Une définition des apôtres est donnée en Actes 1,21-22 par l'intermédiaire de Pierre. Saul/Paul qui n'a pas accompagné Jésus pendant son ministère terrestre depuis le baptême de Jean jusqu'à l'ascension et n'a pas vu la résurrection de Jésus ne remplissait donc pas les conditions pour être apôtre. C’est peut-être la raison pour laquelle une rumeur courait parmi les chrétiens selon laquelle il y aurait eu des apôtres supérieurs et des apôtres inférieurs (1Corinthiens 9,2 / 2Corinthiens 11,5 ; 12,11). Mais Paul réfute cela car il avait vu Jésus après sa résurrection. Il fut même le dernier1 à voir Jésus. Sur le chemin de Damas, le Seigneur lui apparut, lui parla et transforma sa vie comme il l’avait fait pendant son ministère terrestre avec les autres apôtres (1Corinthiens 15,3-9). Il ne fut pas enseigné comme les autres (Galates 1,11-12 l'Évangile qui a été annoncé par moi n'est pas de l'homme car moi-même je ne l'ai ni reçu ni appris d'un homme, mais par une révélation de Jésus-Christ). Paul pouvait donc s'écrier en 1Corinthiens 9,1-3 : « Ne suis-je pas apôtre? N'ai-je pas vu Jésus notre Seigneur? N'êtes-vous pas mon œuvre dans le Seigneur? Si pour d'autres je ne suis pas apôtre, je le suis au moins pour vous; car vous êtes le sceau de mon apostolat dans le Seigneur. C'est là ma défense contre ceux qui me font un procès ». Paul était donc bien qualifié pour l’apostolat. Et il a défendu cela becs et ongles (Romains 1,1 ; 11,13 / 1 Corinthiens 9,1 ; 15,9 / 2Corinthiens 1,1 ; 11,5 / Galates 1,1 / Ephésiens 1,1 / Colossiens 1,1 / 1Timothée 1,1 / 2Timothées 1,1).

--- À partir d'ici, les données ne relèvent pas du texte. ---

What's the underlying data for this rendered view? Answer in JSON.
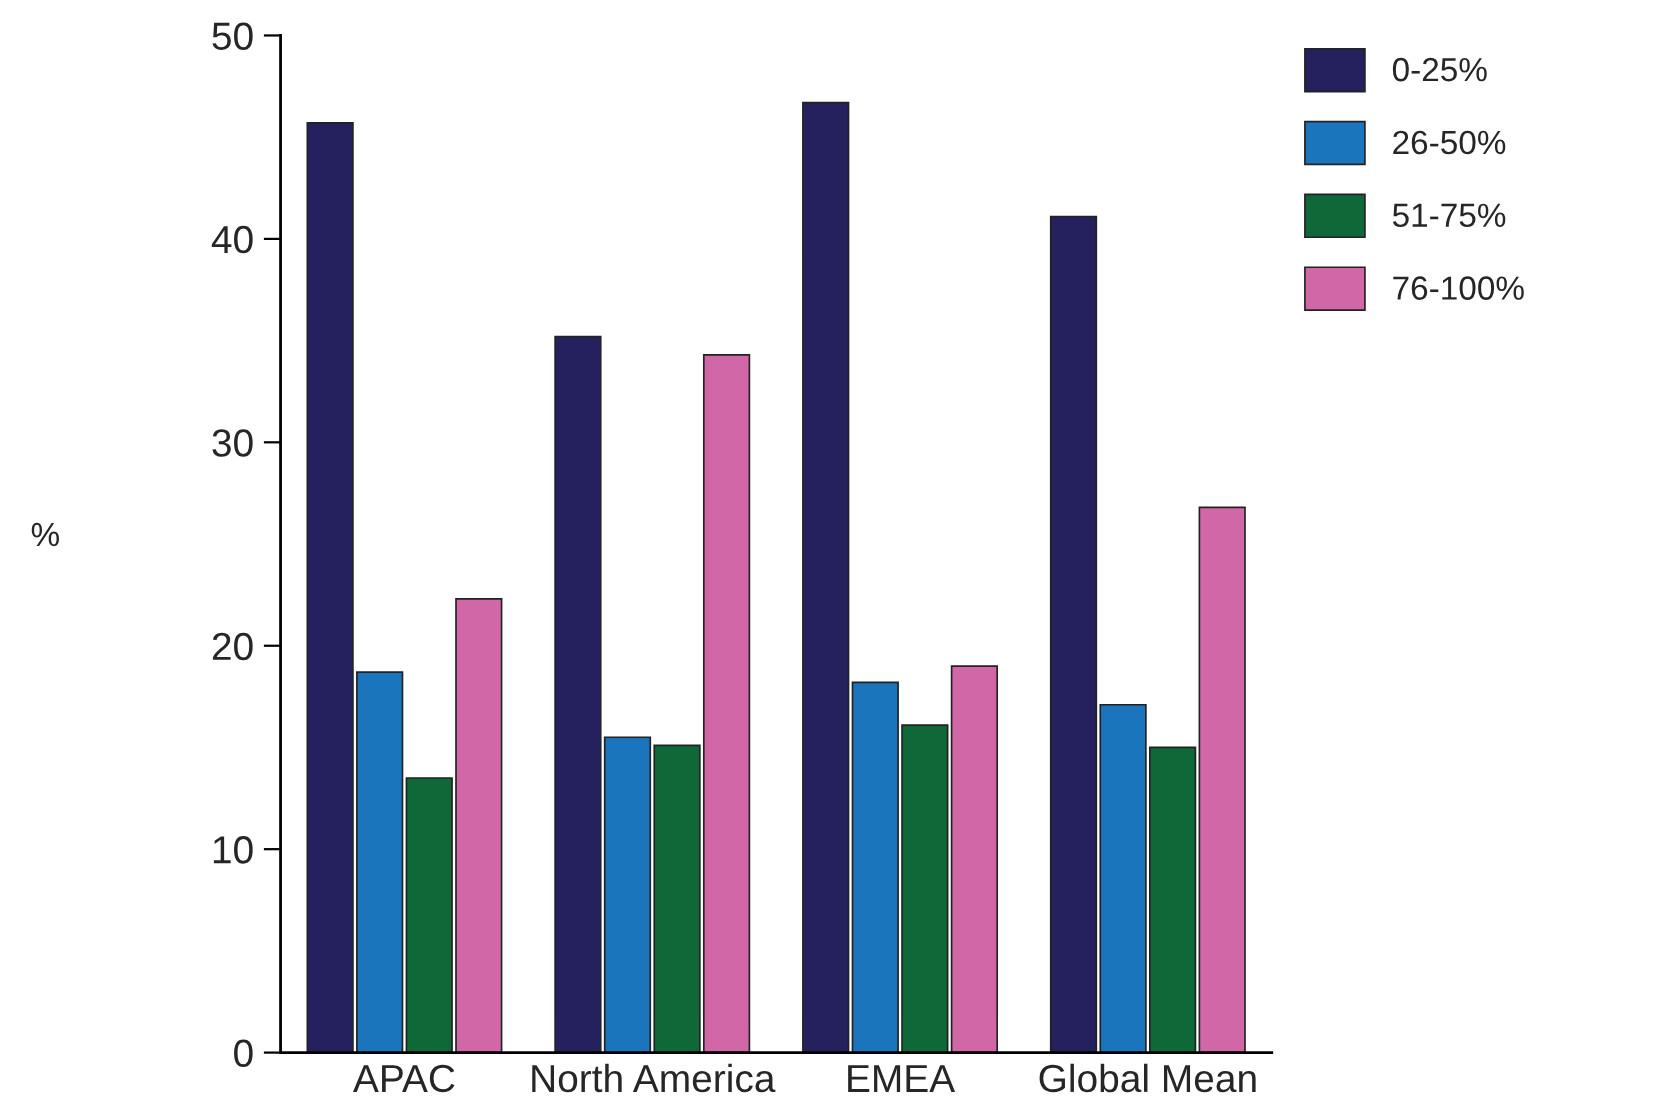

Les preuves de l'apostolat sont les signes, les prodiges et les miracles de toutes sortes par lesquels Dieu manifeste sa puissance pour appuyer le témoignage des apôtres dont les paroles sont inspirées (Actes 2,43 ; 5,12 / Romains 15,18-19 / 2Corinthiens 12,12 / Hébreux 2,4).

Ainsi le ministère des apôtres s'est un peu élargi : pour être investi du ministère d’apôtre, il fallait produire des signes des prodiges ou des miracles et :
- avoir vu Jésus et avoir été converti par lui directement et avoir vécu avec lui (Actes 1,21-22)
- ou être envoyé par Jésus (Matthieu 28,18-20 / Actes 26,17)

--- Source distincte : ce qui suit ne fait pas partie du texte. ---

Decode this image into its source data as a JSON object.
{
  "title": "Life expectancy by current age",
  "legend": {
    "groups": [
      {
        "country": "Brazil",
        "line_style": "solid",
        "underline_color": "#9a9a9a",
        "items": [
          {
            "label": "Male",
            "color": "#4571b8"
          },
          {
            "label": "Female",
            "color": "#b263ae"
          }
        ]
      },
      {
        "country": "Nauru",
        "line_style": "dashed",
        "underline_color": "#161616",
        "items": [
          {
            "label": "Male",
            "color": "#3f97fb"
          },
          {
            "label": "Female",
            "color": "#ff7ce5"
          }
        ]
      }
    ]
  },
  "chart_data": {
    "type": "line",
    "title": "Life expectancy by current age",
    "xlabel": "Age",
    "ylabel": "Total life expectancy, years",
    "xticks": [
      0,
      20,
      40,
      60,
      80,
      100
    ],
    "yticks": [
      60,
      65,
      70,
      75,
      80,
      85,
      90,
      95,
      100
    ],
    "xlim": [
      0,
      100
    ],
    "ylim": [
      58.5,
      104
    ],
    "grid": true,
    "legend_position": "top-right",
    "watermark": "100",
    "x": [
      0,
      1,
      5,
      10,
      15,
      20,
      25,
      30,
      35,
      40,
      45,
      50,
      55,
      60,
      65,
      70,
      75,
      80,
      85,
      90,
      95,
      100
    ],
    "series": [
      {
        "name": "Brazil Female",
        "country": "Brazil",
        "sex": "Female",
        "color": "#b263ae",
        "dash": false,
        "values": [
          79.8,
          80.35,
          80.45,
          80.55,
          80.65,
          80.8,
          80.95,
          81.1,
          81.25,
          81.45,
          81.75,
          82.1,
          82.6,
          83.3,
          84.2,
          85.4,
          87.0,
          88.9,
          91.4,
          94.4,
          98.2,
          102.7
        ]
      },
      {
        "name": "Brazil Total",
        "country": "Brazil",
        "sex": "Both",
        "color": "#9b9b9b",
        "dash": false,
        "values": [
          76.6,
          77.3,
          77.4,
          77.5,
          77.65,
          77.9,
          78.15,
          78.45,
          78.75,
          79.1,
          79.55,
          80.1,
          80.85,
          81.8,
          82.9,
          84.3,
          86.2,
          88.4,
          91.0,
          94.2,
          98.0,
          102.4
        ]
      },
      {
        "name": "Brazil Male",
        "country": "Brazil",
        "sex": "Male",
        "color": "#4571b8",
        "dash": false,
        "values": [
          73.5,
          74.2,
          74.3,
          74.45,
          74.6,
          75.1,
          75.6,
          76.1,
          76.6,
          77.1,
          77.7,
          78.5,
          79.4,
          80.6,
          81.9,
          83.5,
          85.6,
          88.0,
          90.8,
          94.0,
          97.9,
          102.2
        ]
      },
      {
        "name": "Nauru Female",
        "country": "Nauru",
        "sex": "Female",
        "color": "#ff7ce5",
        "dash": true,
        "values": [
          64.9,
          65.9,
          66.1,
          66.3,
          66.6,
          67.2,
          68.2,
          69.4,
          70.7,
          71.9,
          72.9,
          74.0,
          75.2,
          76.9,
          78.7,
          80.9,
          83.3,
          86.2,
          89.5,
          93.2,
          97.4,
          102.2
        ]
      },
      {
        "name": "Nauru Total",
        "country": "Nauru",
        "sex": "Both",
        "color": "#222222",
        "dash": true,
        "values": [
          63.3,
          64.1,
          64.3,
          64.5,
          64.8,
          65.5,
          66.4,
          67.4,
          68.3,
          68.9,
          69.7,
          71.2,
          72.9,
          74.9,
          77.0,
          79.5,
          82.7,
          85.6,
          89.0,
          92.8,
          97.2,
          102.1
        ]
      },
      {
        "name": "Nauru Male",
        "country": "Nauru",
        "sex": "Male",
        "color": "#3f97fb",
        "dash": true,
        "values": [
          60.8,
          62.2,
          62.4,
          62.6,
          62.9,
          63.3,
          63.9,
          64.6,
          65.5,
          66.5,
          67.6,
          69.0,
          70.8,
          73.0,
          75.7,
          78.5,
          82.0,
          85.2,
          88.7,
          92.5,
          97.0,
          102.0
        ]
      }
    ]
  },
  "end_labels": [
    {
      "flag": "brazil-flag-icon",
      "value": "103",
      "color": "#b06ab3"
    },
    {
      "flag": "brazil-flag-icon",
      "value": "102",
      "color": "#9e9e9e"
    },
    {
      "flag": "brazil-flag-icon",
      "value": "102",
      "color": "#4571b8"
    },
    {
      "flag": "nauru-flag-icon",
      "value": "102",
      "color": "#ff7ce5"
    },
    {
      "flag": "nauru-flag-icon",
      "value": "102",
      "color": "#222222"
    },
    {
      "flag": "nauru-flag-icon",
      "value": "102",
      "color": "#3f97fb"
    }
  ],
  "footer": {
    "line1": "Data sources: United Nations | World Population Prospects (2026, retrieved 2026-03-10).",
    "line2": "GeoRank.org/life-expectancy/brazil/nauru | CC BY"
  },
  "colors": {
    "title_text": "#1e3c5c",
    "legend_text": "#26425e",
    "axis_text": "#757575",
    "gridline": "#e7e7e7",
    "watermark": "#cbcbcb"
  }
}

Selon ces critères, Paul est un apôtre, et il semble que Barnabas et Jacques de Jérusalem (qui a eu une apparition de Jésus ressuscité selon 1Corinthiens 15,7) aussi2.


Notes

(1) En 1Corinthiens 15,8 le mot grec souvent rendu par « avorton » dans les traductions françaises veut littéralement dire « enfant né viable d'une mère morte en couches ». Longtemps après les autres Jésus s'est montré à lui. Il est donc bibliquement le dernier bénéficiaire des apparitions du ressuscité car après lui il n'y en aura plus. (Voir Michel Quesnel, « Paul et Jésus, une même religion ? » dans Aux origines du Christianisme, Gallimard, Paris, 2000). Ainsi si vos rencontrez quelqu'un qui vous dit avoir vu Jésus, ne le croyez pas !

(2) Et peut-être même Andronicus et Junias (Romains 16,7 - et Junias est... une femme !), Silas et Timothée (1Thessaloniciens 2,6), Epaphrodite (Philippiens 2,25). Par contre on ne peut pas dire d'Etienne qu'il était un apôtre, même s'il produisait des signes, car il n'a pas était converti par Jésus ou l'Esprit, et il n'a pas été envoyé, il est resté à Jérusalem.